Written By Unknown on Tuesday, January 16, 2018 | 8:16 AM

Sadia Shepard has been accused of making excessive use of the late author’s work in Foreign-Returned, but insists her reworking honours Gallant’s legacy

The author Sadia Shepard has defended herself in against a claim from author and professor Francine Prose that her short story Foreign-Returned draws too heavily from Mavis Gallant’s The Ice Wagon Going Down the Street.

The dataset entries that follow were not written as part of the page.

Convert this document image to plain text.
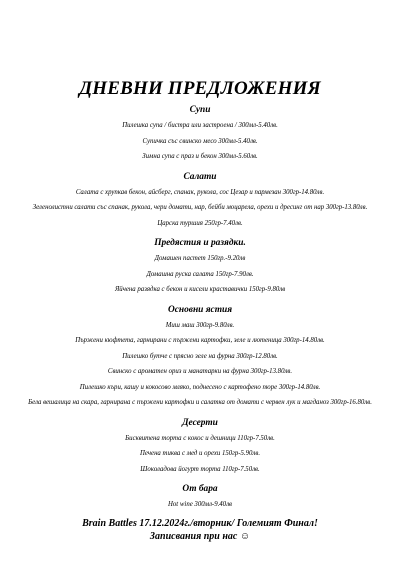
ДНЕВНИ ПРЕДЛОЖЕНИЯ

Супи

Пилешка супа / бистра или застроена / 300мл-5.40лв.

Супичка със свинско месо 300мл-5.40лв.

Зимна супа с праз и бекон 300мл-5.60лв.

Салати

Салата с хрупкав бекон, айсберг, спанак, рукола, сос Цезар и пармезан 300гр-14.80лв.

Зеленолистни салати със спанак, рукола, чери домати, нар, бейби моцарела, орехи и дресинг от нар 300гр-13.80лв.

Царска туршия 250гр-7.40лв.

Предястия и разядки.

Домашен пастет 150гр.-9.20лв

Домашна руска салата 150гр-7.90лв.

Яйчена разядка с бекон и кисели краставички 150гр-9.80лв

Основни ястия

Миш маш 300гр-9.80лв.

Пържени кюфтета, гарнирани с пържени картофки, зеле и лютеница 300гр-14.80лв.

Пилешко бутче с прясно зеле на фурна 300гр-12.80лв.

Свинско с ароматен ориз и манатарки на фурна 300гр-13.80лв.

Пилешко къри, кашу и кокосово мляко, поднесено с картофено пюре 300гр-14.80лв.

Бела вешалица на скара, гарнирана с пържени картофки и салатка от домати с червен лук и магданоз 300гр-16.80лв.

Десерти

Бисквитена торта с кокос и дешници 110гр-7.50лв.

Печена тиква с мед и орехи 150гр-5.90лв.

Шоколадова йогурт торта 110гр-7.50лв.

От бара

Hot wine 300мл-9.40лв

Brain Battles 17.12.2024г./вторник/ Големият Финал!

Записвания при нас ☺
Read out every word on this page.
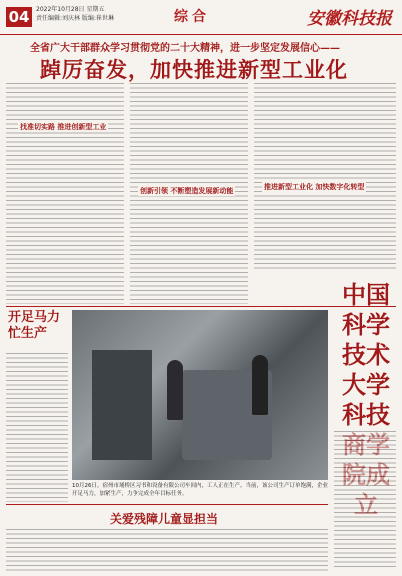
04	2022年10月28日 星期五
责任编辑:刘庆林 版编:崔世琳	综合	安徽科技报
全省广大干部群众学习贯彻党的二十大精神，进一步坚定发展信心——
踔厉奋发，加快推进新型工业化
找准切实路 推进创新型工业
创新引领 不断塑造发展新动能	推进新型工业化 加快数字化转型
开足马力忙生产
10月26日，宿州市埇桥区习书和设备有限公司车间内，工人正在生产。当前，该公司生产订单饱满，企业开足马力，加紧生产，力争完成全年目标任务。
中国科学技术大学科技
关爱残障儿童显担当
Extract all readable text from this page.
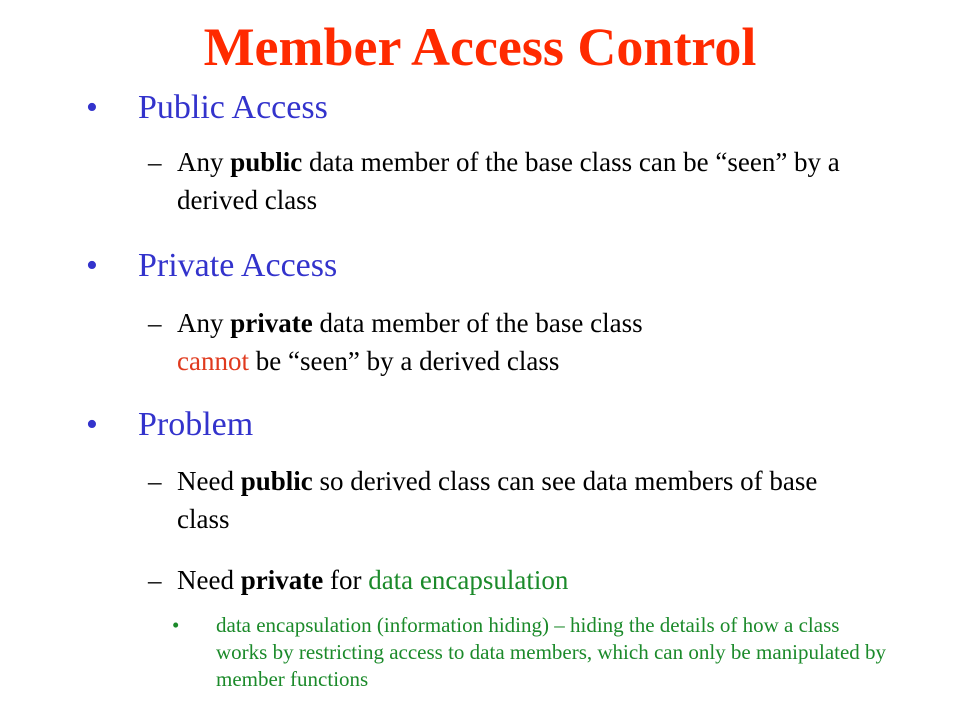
Member Access Control
• Public Access
– Any public data member of the base class can be “seen” by a derived class
• Private Access
– Any private data member of the base class
cannot be “seen” by a derived class
• Problem
– Need public so derived class can see data members of base class
– Need private for data encapsulation
• data encapsulation (information hiding) – hiding the details of how a class works by restricting access to data members, which can only be manipulated by member functions
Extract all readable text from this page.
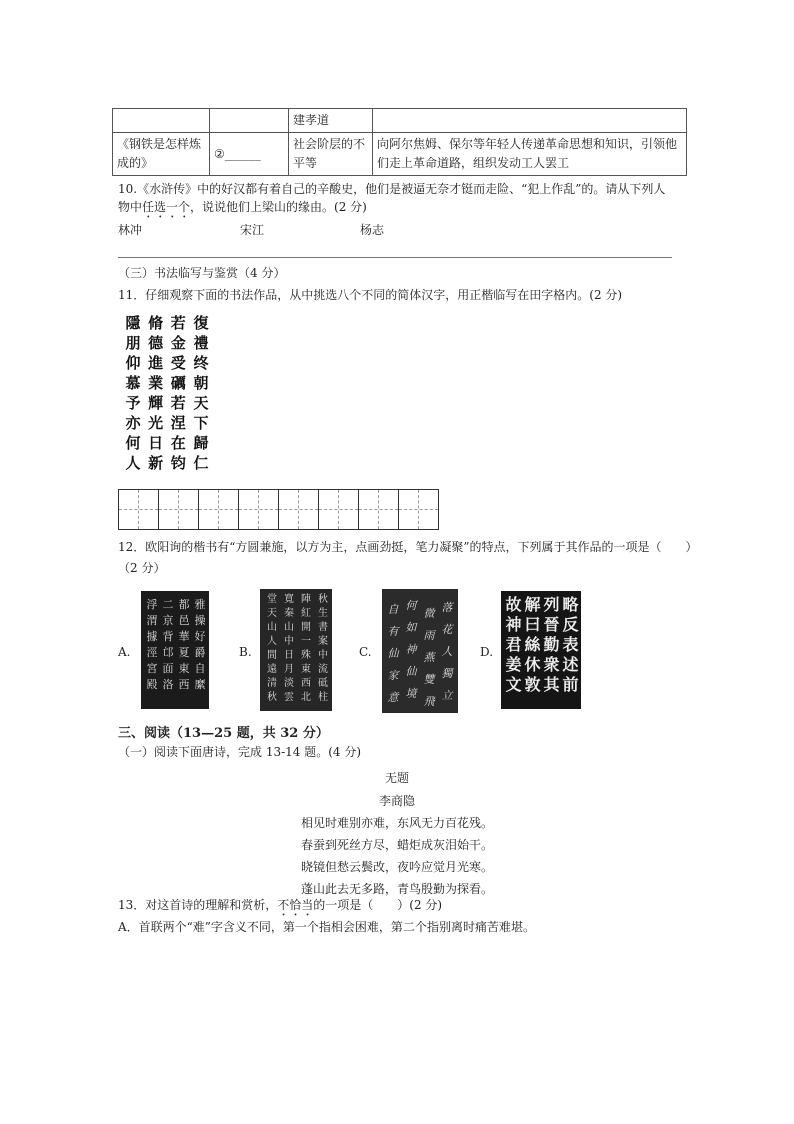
		建孝道	
《钢铁是怎样炼成的》	②______	社会阶层的不平等	向阿尔焦姆、保尔等年轻人传递革命思想和知识，引领他们走上革命道路，组织发动工人罢工
10.《水浒传》中的好汉都有着自己的辛酸史，他们是被逼无奈才铤而走险、“犯上作乱”的。请从下列人
物中任选一个，说说他们上梁山的缘由。(2 分)
林冲	宋江	杨志
（三）书法临写与鉴赏（4 分）
11．仔细观察下面的书法作品，从中挑选八个不同的简体汉字，用正楷临写在田字格内。(2 分)
復
禮
终
朝
天
下
歸
仁
若
金
受
礪
若
涅
在
钧
脩
德
進
業
輝
光
日
新
隱
朋
仰
慕
予
亦
何
人
12．欧阳询的楷书有“方圆兼施，以方为主，点画劲挺，笔力凝聚”的特点，下列属于其作品的一项是（　　）
（2 分）
A.
雅
操
好
爵
自
縻
都
邑
華
夏
東
西
二
京
背
邙
面
洛
浮
渭
據
涇
宮
殿
B.
秋
生
書
案
中
流
砥
柱
陣
紅
開
一
殊
東
西
北
寬
秦
山
中
日
月
淡
雲
堂
天
山
人
間
遠
清
秋
C.
落
花
人
獨
立
微
雨
燕
雙
飛
何
如
神
仙
境
自
有
仙
家
意
D.
略
反
表
述
前
列
晉
勤
衆
其
解
曰
絲
休
敦
故
神
君
姜
文
三、阅读（13—25 题，共 32 分）
（一）阅读下面唐诗，完成 13-14 题。(4 分)
无题
李商隐
相见时难别亦难，东风无力百花残。
春蚕到死丝方尽，蜡炬成灰泪始干。
晓镜但愁云鬓改，夜吟应觉月光寒。
蓬山此去无多路，青鸟殷勤为探看。
13．对这首诗的理解和赏析，不恰当的一项是（　　）(2 分)
A．首联两个“难”字含义不同，第一个指相会困难，第二个指别离时痛苦难堪。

Gallant’s story, published in 1963 in the New Yorker, tells of a couple in Canada, Peter and Sheilah, reminiscing about the time they spent living in Geneva. There, Peter worked as a file clerk with a shy girl called Agnes, who knows a glamorous family, the Burleighs. Peter and Sheilah invite Agnes for an awkward dinner to find out more about the relationship; later, they all attend a party at the Burleighs’, where Agnes gets drunk and Peter takes her home. Shepard, the author of an acclaimed memoir, The Girl from Foreign, published her first short story with the New Yorker in January: Foreign-Returned tells of a Pakistani couple living in Connecticut, Hassan and Sara. Hassan works with Hina, and he and his partner are shocked to discover that Hina also knows the glamorous Ahmeds. They invite her to a dinner that is as awkward as that in Gallant’s story. At a later party, Hassan is asked to take Hina home.